Americans are buying less from China. But rather than leaning on US producers, they're avoiding President Donald Trump's tariffs by turning to suppliers in other Asian countries.
The trend, which has emerged throughout more than a year of inconclusive trade negotiations between Washington and Beijing, continued through May, according to data released Wednesday by the Census Bureau.
During the first five months of the year, the United States imported 12 per cent fewer goods from China during the same time period a year ago. But imports from Vietnam are up 36 per cent, and they increased 23 per cent from Taiwan, 14 per cent from Bangladesh, and 12 per cent from South Korea.
Trump's tariffs have made consumer goods like baseball caps, luggage, bikes and handbags that are manufactured in China more expensive for American importers.

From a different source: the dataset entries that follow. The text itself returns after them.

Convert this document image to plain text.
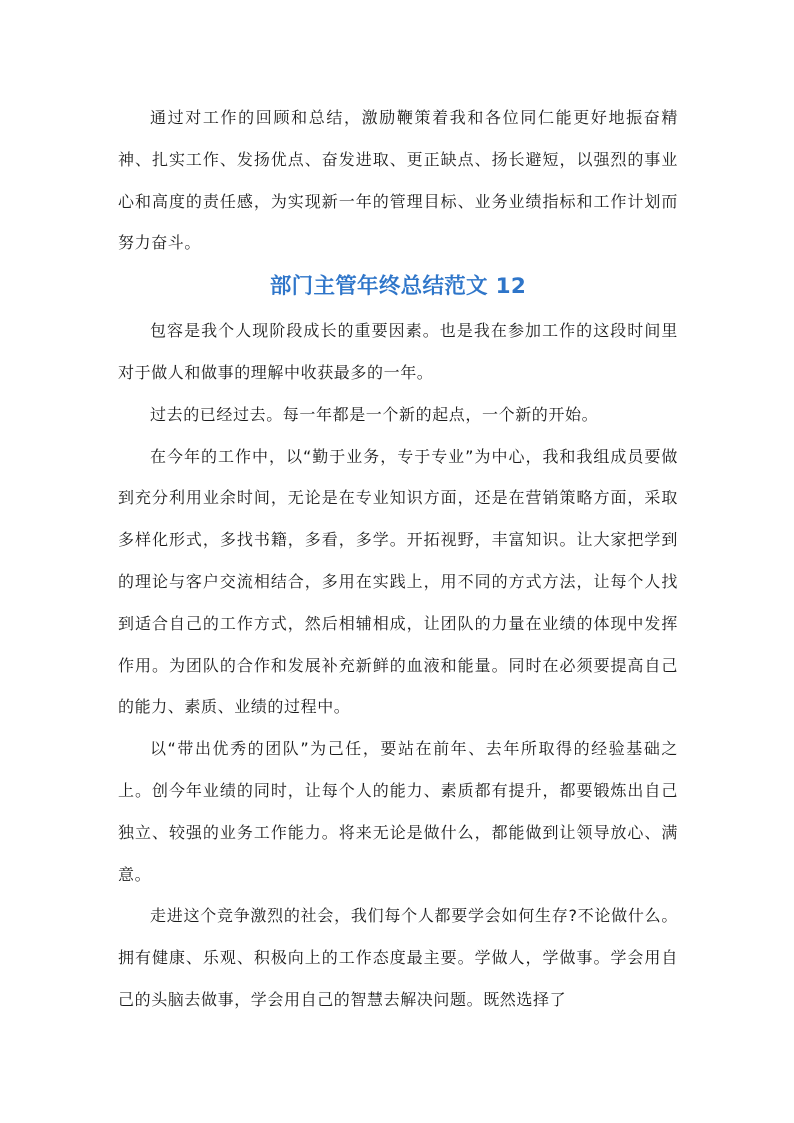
通过对工作的回顾和总结，激励鞭策着我和各位同仁能更好地振奋精神、扎实工作、发扬优点、奋发进取、更正缺点、扬长避短，以强烈的事业心和高度的责任感，为实现新一年的管理目标、业务业绩指标和工作计划而努力奋斗。

部门主管年终总结范文 12

包容是我个人现阶段成长的重要因素。也是我在参加工作的这段时间里对于做人和做事的理解中收获最多的一年。

过去的已经过去。每一年都是一个新的起点，一个新的开始。

在今年的工作中，以“勤于业务，专于专业”为中心，我和我组成员要做到充分利用业余时间，无论是在专业知识方面，还是在营销策略方面，采取多样化形式，多找书籍，多看，多学。开拓视野，丰富知识。让大家把学到的理论与客户交流相结合，多用在实践上，用不同的方式方法，让每个人找到适合自己的工作方式，然后相辅相成，让团队的力量在业绩的体现中发挥作用。为团队的合作和发展补充新鲜的血液和能量。同时在必须要提高自己的能力、素质、业绩的过程中。

以“带出优秀的团队”为己任，要站在前年、去年所取得的经验基础之上。创今年业绩的同时，让每个人的能力、素质都有提升，都要锻炼出自己独立、较强的业务工作能力。将来无论是做什么，都能做到让领导放心、满意。

走进这个竞争激烈的社会，我们每个人都要学会如何生存?不论做什么。拥有健康、乐观、积极向上的工作态度最主要。学做人，学做事。学会用自己的头脑去做事，学会用自己的智慧去解决问题。既然选择了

The taxes have also hit a variety of machinery and industrial goods, including parts for dishwashers, washing machines, dryers, and water filters.
Trump said last week that talks are "back on track" and new tariffs are on hold after meeting with Chinese President Xi Jinping at the G20 conference in Japan.
But American business owners were startled in May when the administration escalated tariffs on $200 billion of goods to 25 per cent from 10 per cent, arguing that China reneged on previous agreements. Trump also threatened to impose new tariffs on the remaining Chinese imports, which would hit smartphones, toys, footwear, and fish.
The president has suggested that Beijing will agree to a deal because the tariffs he's imposed on Chinese goods are driving away business.
"China is getting absolutely decimated by companies that are leaving China, going to other countries, including our own," he said in an interview with CNBC last month.
But it's unclear whether companies are permanently shifting production outside of China, or simply rerouting goods for minimal processing before being shipped to the United States. Vietnam's customs agency said that it would start cracking down on goods of Chinese origin illegally relabeled "Made in Vietnam" by businesses attempting to avoid the US tariffs, according to a report from Reuters.
It's not always easy to find suppliers outside of China that can manufacture the same good with the same quality and for a cheaper price. It's a process that could take months or even years.
Instead, an importer may decide to eat the cost, betting that Trump will lift the tariffs sooner rather than later. They can also choose to pass the cost on to consumers for the time being.